Eine Taube schaute ihn an und legte den Kopf dabei schief, als frage sie, was er vorhabe.
Der Mann und der Vogel starrten sich eine Weile direkt in die Augen..
Zwei Lebewesen. Keines von beiden zeigte ein Anzeichen von Annspannung. Sie standen beide einfach nur da.
Dann, als hätte er ihr ein geheimes Zeichen gegeben, breitete die Taube die Flügel aus und flatterte davon.
Er hatte mit dem Vogel eine Abmachung getroffen.
Er hatte nicht mit der Taube gesprochen, nein, wie man weiß sind derlei Unterhaltungen reine Hirngespinste. Und er war nicht verrückt.
Nein, der Mann hatte einfach nur eine Abmachung getroffen, eine derer, die selbst in unserer Zeit noch zwischen Mensch und Tier möglich sind.
Und als der Vogel davongeflogen war, war es, als hätte er alle Tauben der Stadt mitgerissen um sie an einen lichteren Ort zu führen.
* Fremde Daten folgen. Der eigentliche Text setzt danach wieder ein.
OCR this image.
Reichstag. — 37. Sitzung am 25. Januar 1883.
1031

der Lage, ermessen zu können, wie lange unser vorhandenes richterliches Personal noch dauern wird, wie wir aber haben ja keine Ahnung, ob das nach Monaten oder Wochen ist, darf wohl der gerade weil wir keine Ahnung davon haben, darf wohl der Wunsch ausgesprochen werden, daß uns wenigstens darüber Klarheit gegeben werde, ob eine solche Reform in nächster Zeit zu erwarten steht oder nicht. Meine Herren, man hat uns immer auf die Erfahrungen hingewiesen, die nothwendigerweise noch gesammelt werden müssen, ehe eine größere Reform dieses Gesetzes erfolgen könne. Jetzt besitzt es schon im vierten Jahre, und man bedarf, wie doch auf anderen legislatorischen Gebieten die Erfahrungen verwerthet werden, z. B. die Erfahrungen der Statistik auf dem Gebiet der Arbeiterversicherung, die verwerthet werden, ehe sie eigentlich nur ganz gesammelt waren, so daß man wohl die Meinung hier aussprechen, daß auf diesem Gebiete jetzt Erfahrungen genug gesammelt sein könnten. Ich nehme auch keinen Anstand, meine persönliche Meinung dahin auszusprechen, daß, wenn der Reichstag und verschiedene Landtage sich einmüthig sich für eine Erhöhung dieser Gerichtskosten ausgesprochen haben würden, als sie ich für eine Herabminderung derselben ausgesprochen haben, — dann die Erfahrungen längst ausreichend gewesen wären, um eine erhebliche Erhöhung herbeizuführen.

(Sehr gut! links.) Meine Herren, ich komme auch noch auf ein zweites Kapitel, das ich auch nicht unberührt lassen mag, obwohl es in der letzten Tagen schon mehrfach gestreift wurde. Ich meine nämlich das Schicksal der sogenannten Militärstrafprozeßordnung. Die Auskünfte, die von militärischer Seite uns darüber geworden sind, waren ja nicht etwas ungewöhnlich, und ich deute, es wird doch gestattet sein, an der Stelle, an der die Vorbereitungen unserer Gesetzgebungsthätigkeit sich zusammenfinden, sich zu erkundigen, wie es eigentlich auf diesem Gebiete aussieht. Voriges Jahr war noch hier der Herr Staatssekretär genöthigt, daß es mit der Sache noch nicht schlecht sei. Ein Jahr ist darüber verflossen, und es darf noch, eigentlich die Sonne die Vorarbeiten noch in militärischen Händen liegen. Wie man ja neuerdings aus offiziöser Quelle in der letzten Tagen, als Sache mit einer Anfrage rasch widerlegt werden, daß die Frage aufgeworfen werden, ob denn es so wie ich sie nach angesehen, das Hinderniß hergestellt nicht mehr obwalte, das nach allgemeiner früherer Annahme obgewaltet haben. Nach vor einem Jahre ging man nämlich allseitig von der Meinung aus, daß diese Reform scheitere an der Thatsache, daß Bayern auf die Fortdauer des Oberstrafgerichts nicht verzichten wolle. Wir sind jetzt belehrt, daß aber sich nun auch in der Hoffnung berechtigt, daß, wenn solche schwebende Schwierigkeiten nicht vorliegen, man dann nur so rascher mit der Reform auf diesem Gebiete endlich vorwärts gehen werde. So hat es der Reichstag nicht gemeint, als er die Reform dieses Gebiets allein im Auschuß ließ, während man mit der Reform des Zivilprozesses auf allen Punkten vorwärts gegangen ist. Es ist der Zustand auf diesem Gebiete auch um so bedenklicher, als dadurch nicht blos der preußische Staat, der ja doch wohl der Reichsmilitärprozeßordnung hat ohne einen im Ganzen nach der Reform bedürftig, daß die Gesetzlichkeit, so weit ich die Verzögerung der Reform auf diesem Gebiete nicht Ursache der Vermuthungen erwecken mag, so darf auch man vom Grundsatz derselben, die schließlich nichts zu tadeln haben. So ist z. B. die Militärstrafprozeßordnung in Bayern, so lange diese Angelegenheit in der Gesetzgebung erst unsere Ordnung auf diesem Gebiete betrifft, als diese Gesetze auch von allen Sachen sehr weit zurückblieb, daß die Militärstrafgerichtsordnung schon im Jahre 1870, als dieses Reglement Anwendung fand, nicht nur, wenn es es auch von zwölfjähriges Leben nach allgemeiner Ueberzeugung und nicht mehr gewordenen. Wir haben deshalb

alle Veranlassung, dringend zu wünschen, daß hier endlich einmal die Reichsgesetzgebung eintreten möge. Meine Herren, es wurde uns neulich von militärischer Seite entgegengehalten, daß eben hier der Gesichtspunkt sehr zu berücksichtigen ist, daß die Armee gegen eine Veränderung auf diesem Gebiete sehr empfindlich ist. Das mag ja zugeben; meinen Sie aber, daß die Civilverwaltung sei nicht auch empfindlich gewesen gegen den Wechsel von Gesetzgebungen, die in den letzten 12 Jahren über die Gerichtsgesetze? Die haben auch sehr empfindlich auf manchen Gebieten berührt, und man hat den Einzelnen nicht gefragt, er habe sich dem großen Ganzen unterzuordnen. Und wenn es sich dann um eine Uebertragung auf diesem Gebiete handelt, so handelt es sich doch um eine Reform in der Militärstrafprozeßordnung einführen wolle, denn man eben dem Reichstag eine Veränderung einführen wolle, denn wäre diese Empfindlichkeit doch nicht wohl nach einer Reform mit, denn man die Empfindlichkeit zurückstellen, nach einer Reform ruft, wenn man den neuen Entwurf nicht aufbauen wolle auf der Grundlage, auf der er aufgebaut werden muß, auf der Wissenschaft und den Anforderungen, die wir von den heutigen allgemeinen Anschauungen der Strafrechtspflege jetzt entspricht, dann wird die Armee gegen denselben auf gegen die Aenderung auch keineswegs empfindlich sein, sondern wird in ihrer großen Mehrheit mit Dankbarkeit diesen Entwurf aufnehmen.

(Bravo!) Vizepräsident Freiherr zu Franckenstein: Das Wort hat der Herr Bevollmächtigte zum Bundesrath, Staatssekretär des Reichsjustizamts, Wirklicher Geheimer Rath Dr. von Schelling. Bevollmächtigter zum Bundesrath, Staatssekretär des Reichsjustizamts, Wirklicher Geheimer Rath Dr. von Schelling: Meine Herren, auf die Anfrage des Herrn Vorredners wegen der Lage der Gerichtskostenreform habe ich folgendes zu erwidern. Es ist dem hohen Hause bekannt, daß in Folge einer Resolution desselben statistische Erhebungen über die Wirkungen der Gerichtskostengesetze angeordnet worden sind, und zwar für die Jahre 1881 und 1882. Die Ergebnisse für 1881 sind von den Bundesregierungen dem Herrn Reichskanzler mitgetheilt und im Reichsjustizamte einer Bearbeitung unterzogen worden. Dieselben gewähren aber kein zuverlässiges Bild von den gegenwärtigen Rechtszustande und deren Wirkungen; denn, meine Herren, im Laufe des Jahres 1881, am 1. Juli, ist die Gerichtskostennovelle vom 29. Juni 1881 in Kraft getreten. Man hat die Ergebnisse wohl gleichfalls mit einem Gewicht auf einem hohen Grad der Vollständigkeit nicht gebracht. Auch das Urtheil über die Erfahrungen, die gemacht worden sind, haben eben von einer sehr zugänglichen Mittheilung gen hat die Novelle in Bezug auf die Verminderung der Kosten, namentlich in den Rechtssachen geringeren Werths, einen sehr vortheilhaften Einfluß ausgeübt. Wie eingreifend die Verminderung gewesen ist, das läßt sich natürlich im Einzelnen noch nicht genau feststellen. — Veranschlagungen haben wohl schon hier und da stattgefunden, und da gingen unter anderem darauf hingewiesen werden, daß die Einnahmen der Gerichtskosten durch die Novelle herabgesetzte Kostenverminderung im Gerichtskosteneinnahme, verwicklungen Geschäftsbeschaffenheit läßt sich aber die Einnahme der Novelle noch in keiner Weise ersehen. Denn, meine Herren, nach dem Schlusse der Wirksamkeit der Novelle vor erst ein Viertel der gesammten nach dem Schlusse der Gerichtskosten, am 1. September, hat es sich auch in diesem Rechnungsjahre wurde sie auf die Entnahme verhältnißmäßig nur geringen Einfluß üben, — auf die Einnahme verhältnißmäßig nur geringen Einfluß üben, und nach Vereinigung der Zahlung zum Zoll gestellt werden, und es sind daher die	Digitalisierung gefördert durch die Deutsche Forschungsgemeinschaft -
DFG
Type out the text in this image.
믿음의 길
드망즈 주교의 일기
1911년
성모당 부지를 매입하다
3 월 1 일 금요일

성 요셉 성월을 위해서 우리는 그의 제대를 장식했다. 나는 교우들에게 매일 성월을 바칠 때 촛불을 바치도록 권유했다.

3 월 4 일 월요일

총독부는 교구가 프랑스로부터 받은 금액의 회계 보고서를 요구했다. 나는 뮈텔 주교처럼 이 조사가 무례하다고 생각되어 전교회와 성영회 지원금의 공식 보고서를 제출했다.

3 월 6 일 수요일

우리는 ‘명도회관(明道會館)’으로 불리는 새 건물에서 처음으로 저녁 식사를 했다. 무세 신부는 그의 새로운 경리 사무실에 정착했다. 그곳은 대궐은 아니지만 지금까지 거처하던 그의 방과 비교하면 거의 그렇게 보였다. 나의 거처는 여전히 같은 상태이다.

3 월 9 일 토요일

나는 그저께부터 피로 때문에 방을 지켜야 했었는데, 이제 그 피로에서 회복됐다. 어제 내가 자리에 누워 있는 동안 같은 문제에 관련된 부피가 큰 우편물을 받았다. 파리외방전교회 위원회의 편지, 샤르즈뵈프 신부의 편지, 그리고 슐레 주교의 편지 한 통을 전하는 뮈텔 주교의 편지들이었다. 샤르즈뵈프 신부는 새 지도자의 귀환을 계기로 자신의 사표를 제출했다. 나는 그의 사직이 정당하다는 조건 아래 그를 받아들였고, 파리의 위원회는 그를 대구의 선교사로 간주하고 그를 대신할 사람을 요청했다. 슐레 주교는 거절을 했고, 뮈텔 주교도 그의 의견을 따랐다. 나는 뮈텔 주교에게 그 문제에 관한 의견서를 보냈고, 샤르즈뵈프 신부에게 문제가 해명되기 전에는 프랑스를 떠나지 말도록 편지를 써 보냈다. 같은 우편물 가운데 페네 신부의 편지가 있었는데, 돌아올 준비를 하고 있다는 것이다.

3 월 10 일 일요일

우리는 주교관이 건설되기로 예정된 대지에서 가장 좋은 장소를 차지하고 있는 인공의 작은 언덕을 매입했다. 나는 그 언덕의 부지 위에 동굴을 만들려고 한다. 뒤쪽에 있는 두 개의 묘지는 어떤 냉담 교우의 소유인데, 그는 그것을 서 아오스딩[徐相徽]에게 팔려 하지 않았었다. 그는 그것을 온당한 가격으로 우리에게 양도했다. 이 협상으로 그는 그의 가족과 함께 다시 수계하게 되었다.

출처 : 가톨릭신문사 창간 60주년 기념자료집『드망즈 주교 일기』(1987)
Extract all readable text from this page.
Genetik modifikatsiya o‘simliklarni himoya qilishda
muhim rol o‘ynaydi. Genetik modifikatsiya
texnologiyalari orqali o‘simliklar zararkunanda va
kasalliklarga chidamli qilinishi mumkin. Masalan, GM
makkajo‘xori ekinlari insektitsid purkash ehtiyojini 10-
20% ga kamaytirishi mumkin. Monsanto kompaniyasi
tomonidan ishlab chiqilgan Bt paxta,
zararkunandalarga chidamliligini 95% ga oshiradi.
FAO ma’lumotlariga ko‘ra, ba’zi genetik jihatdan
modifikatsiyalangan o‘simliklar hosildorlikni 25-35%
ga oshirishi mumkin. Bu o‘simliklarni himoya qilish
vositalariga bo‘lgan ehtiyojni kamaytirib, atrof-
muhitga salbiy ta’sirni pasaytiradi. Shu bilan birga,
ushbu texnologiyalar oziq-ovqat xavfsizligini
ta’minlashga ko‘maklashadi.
Ganz wie es abgemacht war.
Das Schlüsselchen klickte leise im Schloss. Der Mann drehte und die Tür ging auf.
Ohne ein Geräusch. Der Flur war mit einem Teppichboden ausgekleidet und ein Kleiderständer rechts der Tür lud den Eintretenden ein, Mantel und Hut abzulegen.
Er zog sich die Mütze vom Kopf. Die Jacke zog er sorgfältig aus, um sie nicht zu zerknittern und hängte sie und die Mütze auf einen Hacken des Kleiderständers.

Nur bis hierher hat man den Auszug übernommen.